LMP-1 overexpression inhibited the activation of NF-κB signaling pathway. (a) Protein expression levels of pho-p65, p65, pho-IκBα, and IκBα of NPCs in each group were measured by western blotting analysis on day 3. (b) The protein expression was quantified according to signal intensity, and the ratio of pho-p65/p65 and pho-IκBα/IκBα in each group was calculated. siRNA for LMP-1 was transfected into NPCs, and the protein expression levels of pho-p65, p65, pho-IκBα, and IκBα of NPCs in each group were (c) measured and (d) quantified on day 3. Data represent mean ± SD; ^∗p < 0.05, ^∗∗p < 0.01.

Figure 6

LMP-1 silencing increased apoptosis of NPCs by activating the NF-κB signaling pathway. (a) TUNEL method was performed to measure apoptosis of NPCs (red), and the results were observed by fluorescence.

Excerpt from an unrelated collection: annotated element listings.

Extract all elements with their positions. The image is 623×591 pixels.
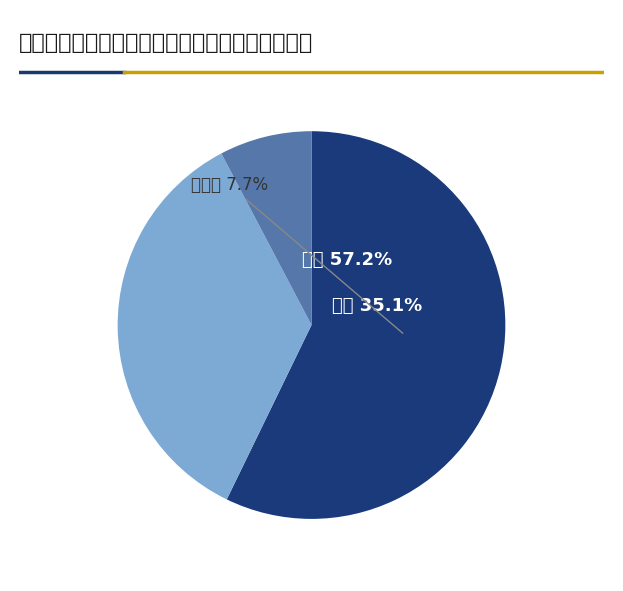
Wedge shape bbox=[221, 131, 312, 325]
Wedge shape bbox=[118, 154, 312, 499]
Text: 越谷キャンパスの就職者における分野別進路状況: 越谷キャンパスの就職者における分野別進路状況 bbox=[19, 33, 313, 53]
Wedge shape bbox=[227, 131, 505, 519]
Text: 公務員 7.7%: 公務員 7.7% bbox=[191, 177, 403, 333]
Text: 教員 35.1%: 教員 35.1% bbox=[331, 297, 422, 314]
Text: 企業 57.2%: 企業 57.2% bbox=[302, 251, 392, 269]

Nuclei (blue) were stained by DAPI. (b) Cell apoptosis was quantified according to the results of TUNEL. ^∗∗p < 0.01. (c) The protein expression levels of caspase-3, cleaved-caspased-3, Bcl-2, and Bax of NPCs were measured by western blotting analysis on day 3. (d) The protein expression levels of caspase-3, cleaved-caspased-3, Bcl-2, and Bax of NPCs were quantified. ^∗∗p < 0.01. (e) Cell proliferation on each group was measured by CCK-8 assay on days 1, 3, and 7. ^∗∗p < 0.01 vs. the control group. (f) The protein expression levels of aggrecan, SOX9, and collagen II of NPCs in each group were measured on day 14 by western blotting analysis. (g) The protein expression levels of aggrecan, SOX9, and collagen II of NPCs were quantified. ^∗p < 0.05, ^∗∗p < 0.01. BAY11-7082 was used as a specific inhibitor of the NF-κB signaling pathway. Data represent mean ± SD; scale bar = 200 μm.

Figure 7

LMP-1 overexpression prevented the degeneration of IVDs. (a) Representative H&E and Safranin O staining of discs from different groups were observed. All samples were harvested at 4 weeks after injection. The contents of (b) sGAG and (c) hydroxyproline in each group at 4 weeks after injection were quantified. Data represent mean ± SEM; ^∗∗p < 0.01. Scale bar = 500 μm.